The pain of this year is not equally distributed, and this plagues me. Few care about the disabled. When Canada was handing out CERB, the amount the gov’t decided was absolutely necessary for survival in this country, it was pretty much double what they provide to seniors and the disabled. They care shockingly little for people who struggle more–which is goddamned well backwards.

I hurt to think of the folks unable to breathe and dying (whether at home or in hospitals), I quiver for the losses of their beautiful futures. What could they have done if they had lived? What child would they have made giggle, what book might they have written, what right might they have fought for, what painting might they have painted? When we lose a person, we’re losing their potential along with their corporeality, all they might have been.

The what-ifs. What if these people had survived, what would they have brought us? I don’t mean they needed to contribute or accomplish things to be valuable to us–they would have been valuable to us without lifting a finger. But what have they lost? What have we lost in losing them?

We have enough answers to hurt ourselves with: we lose more of them because they are Black or Latinx, because they are poor or unhoused, or because they were already suffering with age or comorbidities/disabilities. Or because they come from countries with fewer resources.

We lost them because of racism. Because of homophobia. Because of transphobia. Because of fat phobia. Because of ableism. Those are measurable causes of hospital deaths in every jurisdiction every damned day–I can only imagine how much worse this has become when workers are too taxed to want to try and do better.

I was texting a friend today that I imagined every human’s mental health around the globe has now been affected by covid. What are we planning to do about that, as a species? I’m positive there will never be covered therapy-for-all.

Will the children infected now (will the adults?) whether symptomatic or not, have organ damage that will affect their lives going forward, and will the medical industry be swamped by people’s needs long-term? We aren’t even exploring kids’ vaccines yet.

I think of the care workers putting in too long shifts and going through too much trauma, waging a war every day while trying to stay, themselves, uninfected and not to infect their loved ones. Trying to treat everyone so they don’t have to triage people out.

Me, I barely go outside any longer. It’s not easy for me to walk, so that’s not really available except under controlled circumstances (for me, a treadmill). I only go to our centre of commerce about every three weeks to shop. I live alone. I’m disabled with complex and difficult overlapping medical needs. When something happens, either in my life or in the world, I absorb it alone. How many people will be stricken with illnesses they wouldn’t otherwise have contracted that simply flow from being alone and/or unloved/untended?

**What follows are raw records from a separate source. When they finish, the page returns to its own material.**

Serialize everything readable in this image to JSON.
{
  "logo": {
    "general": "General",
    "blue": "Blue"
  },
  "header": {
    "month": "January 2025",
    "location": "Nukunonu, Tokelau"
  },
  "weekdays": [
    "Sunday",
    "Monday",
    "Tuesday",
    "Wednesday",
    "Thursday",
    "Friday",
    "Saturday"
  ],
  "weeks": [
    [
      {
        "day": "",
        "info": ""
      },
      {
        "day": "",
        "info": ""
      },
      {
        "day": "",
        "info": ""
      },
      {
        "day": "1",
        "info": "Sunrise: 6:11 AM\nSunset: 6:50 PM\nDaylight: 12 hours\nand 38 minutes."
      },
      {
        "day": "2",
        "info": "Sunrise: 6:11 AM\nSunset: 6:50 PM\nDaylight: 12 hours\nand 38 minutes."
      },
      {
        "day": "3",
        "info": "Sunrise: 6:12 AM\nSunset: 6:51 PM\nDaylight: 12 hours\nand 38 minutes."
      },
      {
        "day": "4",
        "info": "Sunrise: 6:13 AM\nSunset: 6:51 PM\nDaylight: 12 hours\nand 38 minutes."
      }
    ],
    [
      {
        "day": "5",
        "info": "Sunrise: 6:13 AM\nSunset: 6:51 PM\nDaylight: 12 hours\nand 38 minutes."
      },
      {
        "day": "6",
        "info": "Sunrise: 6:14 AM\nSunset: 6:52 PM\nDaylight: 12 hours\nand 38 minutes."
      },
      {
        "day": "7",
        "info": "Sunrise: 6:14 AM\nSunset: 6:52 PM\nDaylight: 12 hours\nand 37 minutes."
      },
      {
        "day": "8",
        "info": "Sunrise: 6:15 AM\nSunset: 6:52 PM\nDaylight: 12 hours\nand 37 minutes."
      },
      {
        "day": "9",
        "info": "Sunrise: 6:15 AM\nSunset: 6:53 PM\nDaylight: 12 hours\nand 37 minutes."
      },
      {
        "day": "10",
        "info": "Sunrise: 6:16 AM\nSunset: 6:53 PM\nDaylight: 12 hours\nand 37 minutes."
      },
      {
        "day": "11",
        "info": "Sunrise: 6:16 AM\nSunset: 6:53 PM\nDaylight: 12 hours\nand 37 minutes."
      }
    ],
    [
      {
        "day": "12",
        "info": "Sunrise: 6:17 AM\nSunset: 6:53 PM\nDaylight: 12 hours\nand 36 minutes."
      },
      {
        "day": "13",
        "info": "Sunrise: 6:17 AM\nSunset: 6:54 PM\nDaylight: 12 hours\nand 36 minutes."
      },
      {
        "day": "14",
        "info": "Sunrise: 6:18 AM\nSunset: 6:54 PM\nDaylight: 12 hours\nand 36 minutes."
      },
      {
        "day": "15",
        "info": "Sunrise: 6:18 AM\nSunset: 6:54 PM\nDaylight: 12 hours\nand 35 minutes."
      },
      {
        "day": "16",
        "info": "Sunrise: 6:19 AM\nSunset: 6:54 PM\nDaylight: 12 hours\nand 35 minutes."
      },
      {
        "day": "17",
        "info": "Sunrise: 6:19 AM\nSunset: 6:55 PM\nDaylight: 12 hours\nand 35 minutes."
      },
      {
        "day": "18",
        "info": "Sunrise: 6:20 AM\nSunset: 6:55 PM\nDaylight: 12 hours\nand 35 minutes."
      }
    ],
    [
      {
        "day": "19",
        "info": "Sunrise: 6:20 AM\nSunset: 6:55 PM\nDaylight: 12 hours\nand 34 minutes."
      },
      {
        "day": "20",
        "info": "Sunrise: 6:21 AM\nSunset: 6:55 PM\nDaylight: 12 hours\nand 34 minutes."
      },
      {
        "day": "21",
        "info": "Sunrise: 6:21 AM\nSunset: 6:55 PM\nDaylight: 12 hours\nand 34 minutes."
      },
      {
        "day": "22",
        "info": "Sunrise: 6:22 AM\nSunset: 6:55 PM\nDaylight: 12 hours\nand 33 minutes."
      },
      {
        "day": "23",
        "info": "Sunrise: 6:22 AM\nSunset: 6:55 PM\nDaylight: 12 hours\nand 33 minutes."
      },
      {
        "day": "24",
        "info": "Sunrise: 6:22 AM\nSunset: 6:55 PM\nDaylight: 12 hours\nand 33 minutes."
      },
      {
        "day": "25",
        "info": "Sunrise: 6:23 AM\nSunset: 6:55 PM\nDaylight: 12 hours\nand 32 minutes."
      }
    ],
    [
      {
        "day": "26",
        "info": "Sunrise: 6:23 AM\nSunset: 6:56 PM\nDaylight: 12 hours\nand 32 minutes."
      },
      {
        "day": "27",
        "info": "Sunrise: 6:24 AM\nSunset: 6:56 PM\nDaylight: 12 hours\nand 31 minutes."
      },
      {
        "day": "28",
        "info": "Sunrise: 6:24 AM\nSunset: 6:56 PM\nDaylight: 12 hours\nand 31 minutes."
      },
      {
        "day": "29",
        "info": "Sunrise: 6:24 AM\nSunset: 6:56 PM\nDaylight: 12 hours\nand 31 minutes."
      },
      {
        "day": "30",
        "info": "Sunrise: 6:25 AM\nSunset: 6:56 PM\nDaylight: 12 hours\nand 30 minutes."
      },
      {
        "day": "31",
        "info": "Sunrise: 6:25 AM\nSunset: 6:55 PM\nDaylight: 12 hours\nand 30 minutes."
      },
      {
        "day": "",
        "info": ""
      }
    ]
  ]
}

I’m happy about vaccines. I’m curious to see if there are side-effects, more curious still to know how long their immunity lasts? What if people can be infected again in just a few months?

I’m somewhat preoccupied with thoughts of doom. As I create work this year, I wonder if it matters. Did it ever matter? Does it matter now, really? What piddly thing could I create that would matter a good goddamn if I hadn’t created it?

But, but. It is the season of celebrations to welcome the return of the light. In 2020, I’ve had my small successes in amongst my many quite severe difficulties. I’ve sold a lot of paintings, and this is probably my best news. Thank you indeed to all my lovely collectors. I won a writing contest and placed in some others, which is gratifying. I worked on a novel I’ve been working on since 2011. I had work in several anthos along the way. That’s me. In 2021, if I don’t sicken further, I hope to paint and paint and paint. I’ll be working on an essay collection most of the year. That’ll be hard and frustrating and satisfying.

I wish you all health, and love and safety over this holiday. I know it can be a difficult time for many, but the good thing is that in a week it will be over, and solstice will be over, and in January where I live our gardens stir. Once January arrives, I can usually make it through just with the promise of spring and I hope that’s the same for you.

Here’s BAX, which just arrived at my place. I took a selfie in front of a different wall this time:

Hamilton, with BAX 2020, some of my art and some of my family members.